A STUDY PUBLISHED ONLINE in the American Journal of Public Health suggests that increasing cigarette taxes could be an effective way to reduce smoking among individuals with alcohol, drug or mental disorders. The study by UCLA researchers found that a 10-percent increase in cigarette pricing resulted in an 18.2-percent decline in smoking among people in these groups.
“Whatever we can do to reduce smoking is critical to the health of the U.S.,” says Michael Ong, M.D., Ph.D., assistant professor of medicine. “Cigarette taxes are used as a key policy instrument to get people to quit smoking, so understanding if people will really quit is important. Individuals with alcohol, drug or mental disorders compose 40 percent of remaining smokers, and there is little literature on how to help these people quit smoking.”
The researchers based their work on data from 7,530 individuals from the 2000-01 Healthcare for Communities Household Survey.

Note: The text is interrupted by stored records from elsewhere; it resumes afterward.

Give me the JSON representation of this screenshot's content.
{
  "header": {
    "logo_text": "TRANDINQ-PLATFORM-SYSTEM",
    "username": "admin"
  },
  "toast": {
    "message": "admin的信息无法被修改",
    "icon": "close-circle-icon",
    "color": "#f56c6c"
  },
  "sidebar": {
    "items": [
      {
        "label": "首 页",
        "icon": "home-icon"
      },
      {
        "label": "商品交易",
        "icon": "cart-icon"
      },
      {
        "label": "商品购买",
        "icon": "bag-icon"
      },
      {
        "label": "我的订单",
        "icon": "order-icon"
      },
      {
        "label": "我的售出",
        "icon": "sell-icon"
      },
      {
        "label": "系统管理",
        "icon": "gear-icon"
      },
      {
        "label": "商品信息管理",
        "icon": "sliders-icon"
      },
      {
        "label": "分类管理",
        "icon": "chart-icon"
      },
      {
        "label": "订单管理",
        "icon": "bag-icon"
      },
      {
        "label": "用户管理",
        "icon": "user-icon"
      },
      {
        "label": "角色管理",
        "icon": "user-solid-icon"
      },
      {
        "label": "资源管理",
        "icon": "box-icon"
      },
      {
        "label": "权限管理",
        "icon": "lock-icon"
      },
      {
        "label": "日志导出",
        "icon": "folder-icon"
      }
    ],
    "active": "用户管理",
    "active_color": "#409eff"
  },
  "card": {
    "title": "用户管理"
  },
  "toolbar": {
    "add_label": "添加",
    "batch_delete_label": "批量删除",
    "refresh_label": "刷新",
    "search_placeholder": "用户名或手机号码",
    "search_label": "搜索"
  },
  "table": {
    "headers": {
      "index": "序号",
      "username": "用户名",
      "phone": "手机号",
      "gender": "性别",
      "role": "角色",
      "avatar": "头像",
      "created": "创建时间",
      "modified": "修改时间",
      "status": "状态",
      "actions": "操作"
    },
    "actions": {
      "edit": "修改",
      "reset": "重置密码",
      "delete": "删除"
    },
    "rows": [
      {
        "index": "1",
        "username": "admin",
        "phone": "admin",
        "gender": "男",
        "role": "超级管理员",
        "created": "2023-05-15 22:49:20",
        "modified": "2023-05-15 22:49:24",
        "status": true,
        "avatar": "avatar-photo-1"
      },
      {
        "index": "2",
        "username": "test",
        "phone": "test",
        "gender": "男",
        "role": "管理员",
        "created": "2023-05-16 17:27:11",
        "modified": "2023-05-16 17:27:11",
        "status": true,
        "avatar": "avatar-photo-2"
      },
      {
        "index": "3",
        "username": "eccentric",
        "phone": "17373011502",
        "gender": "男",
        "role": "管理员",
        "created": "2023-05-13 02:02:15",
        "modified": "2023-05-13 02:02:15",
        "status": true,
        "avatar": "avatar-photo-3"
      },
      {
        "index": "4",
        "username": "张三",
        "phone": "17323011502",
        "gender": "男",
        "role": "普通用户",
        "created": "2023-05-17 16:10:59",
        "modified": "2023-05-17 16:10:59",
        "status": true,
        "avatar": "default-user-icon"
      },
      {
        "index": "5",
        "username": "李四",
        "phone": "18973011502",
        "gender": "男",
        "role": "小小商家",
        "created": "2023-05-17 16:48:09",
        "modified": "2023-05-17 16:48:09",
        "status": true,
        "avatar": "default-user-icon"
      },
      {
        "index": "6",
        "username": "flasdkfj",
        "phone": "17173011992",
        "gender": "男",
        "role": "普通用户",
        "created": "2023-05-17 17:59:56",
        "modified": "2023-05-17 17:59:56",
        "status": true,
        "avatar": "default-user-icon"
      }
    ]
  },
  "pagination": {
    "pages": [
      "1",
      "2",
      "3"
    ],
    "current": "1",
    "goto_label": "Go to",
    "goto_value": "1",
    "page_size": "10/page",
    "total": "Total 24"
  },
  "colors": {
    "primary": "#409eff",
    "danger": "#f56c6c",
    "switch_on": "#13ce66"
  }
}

Of those, 2,106 people, or 23 percent, had alcohol, drug or mental disorders during the previous year. Of that group, 43.8 percent were smokers – a much higher proportion than among the rest of the population. Though the researchers found that people with alcohol dependence did not cut down on cigarettes when prices rose, people with binge-drinking problems, substance-use disorders and mental disorders were significantly more likely to quit smoking if prices rose, as would occur with an increase in cigarette taxes.